AMAPALA – Members of the Muslim community have asked the Government to speed up the process of providing regulations for Islamic banking which does not permit the pursuit of profits.
Speaker of Parliament, Rebecca Kadaga told Parliament that they had passed the laws for Islamic banking but Bank of Uganda is reluctant to draft the regulations as well as issuing licenses for Islamic banking.
“When will Islamic banking commence? According to Islamic laws, Muslims are not allowed to borrow money with interest . The delay to begin Islamic banking in Uganda is excluding the Muslims from the economy,” Kadaga said on Wednesday.
Islamic banking principles prohibit interest paid on all loans of money and investment in businesses that provide goods or services considered contrary to Islamic principles such as pork and alcohol.
David Bahati, state minister for finance said Parliament had passed the relevant laws for Islamic banking but he would find out why Bank of Uganda has not released the regulations for the service and the required licenses.

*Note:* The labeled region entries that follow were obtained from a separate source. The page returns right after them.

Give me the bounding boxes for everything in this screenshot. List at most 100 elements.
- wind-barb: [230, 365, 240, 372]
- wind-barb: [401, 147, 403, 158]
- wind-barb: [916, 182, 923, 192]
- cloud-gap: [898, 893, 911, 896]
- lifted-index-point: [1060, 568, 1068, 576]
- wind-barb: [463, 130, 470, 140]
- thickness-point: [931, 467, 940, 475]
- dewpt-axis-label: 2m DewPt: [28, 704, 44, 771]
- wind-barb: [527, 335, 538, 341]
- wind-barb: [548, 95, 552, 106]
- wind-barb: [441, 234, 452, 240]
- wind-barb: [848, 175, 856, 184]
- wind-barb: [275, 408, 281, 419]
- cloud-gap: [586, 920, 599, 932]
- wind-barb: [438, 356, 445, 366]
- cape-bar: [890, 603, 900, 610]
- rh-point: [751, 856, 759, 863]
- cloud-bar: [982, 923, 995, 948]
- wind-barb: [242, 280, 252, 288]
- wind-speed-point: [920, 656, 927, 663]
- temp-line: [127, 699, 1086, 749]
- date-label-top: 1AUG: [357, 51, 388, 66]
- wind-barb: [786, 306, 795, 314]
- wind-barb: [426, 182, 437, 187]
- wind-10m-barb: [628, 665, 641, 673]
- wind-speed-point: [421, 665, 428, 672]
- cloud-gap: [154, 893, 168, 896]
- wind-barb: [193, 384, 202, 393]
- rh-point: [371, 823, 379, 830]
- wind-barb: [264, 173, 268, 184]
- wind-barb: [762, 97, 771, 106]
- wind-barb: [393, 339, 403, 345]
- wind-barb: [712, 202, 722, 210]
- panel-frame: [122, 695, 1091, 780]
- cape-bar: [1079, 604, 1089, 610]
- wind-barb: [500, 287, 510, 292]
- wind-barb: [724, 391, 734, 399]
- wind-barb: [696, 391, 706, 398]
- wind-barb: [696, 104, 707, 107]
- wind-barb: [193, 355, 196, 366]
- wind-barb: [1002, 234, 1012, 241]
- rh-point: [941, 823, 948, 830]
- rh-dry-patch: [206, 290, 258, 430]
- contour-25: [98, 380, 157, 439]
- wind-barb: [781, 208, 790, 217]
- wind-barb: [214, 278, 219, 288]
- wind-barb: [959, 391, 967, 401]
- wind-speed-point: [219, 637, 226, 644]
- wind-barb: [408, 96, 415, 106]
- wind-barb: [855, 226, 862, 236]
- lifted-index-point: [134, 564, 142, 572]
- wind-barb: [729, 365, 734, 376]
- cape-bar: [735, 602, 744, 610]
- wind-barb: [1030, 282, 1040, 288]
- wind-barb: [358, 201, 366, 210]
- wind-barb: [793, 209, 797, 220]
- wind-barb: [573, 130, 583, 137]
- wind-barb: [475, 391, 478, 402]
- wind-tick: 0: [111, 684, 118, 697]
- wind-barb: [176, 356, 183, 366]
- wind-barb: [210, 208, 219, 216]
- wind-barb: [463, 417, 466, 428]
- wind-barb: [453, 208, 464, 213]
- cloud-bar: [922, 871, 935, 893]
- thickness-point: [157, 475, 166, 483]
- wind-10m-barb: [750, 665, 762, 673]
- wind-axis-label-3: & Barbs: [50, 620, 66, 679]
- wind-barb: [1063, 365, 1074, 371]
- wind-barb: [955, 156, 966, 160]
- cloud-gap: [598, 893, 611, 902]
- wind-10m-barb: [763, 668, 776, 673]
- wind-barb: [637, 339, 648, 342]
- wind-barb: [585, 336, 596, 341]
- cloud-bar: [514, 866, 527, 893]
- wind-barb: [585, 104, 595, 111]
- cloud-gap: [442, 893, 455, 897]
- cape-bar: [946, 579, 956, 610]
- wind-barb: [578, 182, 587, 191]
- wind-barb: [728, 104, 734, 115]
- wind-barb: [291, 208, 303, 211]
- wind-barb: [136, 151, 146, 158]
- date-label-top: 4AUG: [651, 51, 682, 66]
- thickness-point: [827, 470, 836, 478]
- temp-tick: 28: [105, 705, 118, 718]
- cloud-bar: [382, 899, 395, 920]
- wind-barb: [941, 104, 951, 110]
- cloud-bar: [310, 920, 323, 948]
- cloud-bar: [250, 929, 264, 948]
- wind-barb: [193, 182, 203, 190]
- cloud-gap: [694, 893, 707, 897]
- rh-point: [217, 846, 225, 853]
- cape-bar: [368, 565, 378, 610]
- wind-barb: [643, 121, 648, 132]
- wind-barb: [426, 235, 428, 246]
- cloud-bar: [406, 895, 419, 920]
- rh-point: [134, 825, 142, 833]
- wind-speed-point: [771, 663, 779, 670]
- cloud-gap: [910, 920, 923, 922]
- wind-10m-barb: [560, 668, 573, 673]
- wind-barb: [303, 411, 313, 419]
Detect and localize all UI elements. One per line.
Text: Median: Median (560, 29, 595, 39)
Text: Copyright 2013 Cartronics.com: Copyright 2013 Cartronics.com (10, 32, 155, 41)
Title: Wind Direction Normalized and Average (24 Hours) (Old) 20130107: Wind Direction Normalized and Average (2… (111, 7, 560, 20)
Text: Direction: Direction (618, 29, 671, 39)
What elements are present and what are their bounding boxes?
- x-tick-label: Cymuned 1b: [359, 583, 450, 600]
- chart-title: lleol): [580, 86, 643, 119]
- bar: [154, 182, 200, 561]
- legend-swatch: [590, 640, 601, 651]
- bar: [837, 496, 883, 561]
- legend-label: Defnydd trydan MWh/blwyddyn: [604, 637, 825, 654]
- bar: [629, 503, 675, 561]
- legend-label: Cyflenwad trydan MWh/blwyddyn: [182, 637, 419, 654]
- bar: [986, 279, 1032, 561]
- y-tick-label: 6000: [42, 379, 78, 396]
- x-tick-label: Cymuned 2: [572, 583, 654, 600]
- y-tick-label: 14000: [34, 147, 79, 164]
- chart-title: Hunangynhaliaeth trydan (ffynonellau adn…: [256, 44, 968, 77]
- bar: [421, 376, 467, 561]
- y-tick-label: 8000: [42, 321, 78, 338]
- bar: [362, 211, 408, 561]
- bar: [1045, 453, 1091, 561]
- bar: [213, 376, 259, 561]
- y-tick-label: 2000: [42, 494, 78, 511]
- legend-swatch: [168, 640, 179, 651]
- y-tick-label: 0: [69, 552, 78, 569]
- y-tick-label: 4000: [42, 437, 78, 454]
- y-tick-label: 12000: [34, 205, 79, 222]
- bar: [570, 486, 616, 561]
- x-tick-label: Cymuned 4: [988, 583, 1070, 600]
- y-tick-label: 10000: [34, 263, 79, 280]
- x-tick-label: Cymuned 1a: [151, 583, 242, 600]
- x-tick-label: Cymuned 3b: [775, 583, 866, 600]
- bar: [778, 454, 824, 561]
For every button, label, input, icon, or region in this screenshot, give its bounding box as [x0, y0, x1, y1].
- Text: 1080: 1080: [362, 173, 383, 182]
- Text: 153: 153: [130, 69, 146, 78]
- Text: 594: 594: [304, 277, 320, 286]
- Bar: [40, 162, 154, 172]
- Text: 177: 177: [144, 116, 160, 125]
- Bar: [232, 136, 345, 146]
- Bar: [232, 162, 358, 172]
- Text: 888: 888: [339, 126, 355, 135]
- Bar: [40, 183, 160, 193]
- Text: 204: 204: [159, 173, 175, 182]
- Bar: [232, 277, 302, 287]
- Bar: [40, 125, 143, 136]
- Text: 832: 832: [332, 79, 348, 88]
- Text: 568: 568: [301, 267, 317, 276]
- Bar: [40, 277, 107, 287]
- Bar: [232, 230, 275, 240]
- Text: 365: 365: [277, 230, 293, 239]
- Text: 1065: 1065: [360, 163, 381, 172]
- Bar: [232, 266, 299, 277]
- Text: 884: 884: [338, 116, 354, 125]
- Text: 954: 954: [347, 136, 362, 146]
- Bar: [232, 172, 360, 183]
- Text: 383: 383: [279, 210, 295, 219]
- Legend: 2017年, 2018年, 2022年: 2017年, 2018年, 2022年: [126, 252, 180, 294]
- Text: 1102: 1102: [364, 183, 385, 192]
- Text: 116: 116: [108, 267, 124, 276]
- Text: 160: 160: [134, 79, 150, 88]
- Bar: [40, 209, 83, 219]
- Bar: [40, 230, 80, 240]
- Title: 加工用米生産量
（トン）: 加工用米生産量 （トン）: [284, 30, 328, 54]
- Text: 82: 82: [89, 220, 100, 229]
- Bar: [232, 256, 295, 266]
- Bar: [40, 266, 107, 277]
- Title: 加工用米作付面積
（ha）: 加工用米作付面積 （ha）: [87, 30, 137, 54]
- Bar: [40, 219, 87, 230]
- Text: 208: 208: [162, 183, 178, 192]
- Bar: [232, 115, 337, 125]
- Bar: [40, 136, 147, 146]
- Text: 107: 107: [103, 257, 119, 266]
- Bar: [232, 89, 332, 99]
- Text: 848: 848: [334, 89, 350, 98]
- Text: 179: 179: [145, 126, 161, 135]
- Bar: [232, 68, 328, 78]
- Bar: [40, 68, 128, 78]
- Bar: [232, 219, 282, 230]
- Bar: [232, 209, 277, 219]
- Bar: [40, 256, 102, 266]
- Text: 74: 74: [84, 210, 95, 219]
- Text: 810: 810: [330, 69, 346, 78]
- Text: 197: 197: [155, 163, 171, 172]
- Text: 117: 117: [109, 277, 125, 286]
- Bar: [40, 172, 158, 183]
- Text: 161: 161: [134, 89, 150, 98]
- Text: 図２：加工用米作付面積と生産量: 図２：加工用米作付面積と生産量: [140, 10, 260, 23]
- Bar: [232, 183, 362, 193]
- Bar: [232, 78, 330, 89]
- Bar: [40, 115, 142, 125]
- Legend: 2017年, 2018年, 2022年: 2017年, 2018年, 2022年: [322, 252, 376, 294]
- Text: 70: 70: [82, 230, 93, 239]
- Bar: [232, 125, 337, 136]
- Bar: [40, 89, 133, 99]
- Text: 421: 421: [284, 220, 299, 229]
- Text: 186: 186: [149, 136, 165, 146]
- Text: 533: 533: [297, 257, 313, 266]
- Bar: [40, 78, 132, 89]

Latif Ssebaggala Sengendo (Kawempe North) said Muslims have been asking Government to begin Islamic banking. “When we meet the Muslim communities they ask for Islamic banking, waht reason shall we give for its delay?,” Sengendo, one of top Muslim leaders in Parliament said.
Financial experts have often criticised Islamic banking for higher creating costs and bigger risks, a situation that has not been remedied over the years.
The critics also say Islamic banking has not included policies to uplift small traders and the poor. They caution that poor management has led to the collapse and challenges of managing many Islamic banks.
Islamic banks are not allowed to invest in any profit-generating ventures such as Government securities as done by conventional banks which can create challenges.
The lack of unique frameworks by the Government to regulate Islamic banking is the other challenge, leaving the Islamic banks to be regulated as other conventional banks.
The International Monetary Fund (IMF) has warned that the rapid growth of Islamic finance in Kenya is happening without adequate protection of depositors as is the case with conventional banking.
The IMF in a recent report warned that Kenya was yet to refine its regulations to cater for Islamic banking despite the fact that the Shariah banks are offering loan products that are guaranteed differently from conventional bank loans.
“The legal framework exhibits some gaps, prudential frameworks have not been adapted to the specificities of Islamic banking and there are also remaining gaps in the Shariah governance framework, consumer protection framework, liquidity management, resolution and safety nets,” said the IMF report.
Kenya is also yet to come up with a Shariah-compliant deposit insurance scheme and is continuing to manage deposit insurance premiums in a single pool for all banks a situation that could complicate compensation of depositors in the event a bank offering conventional and Islamic products collapses, the IMF warned.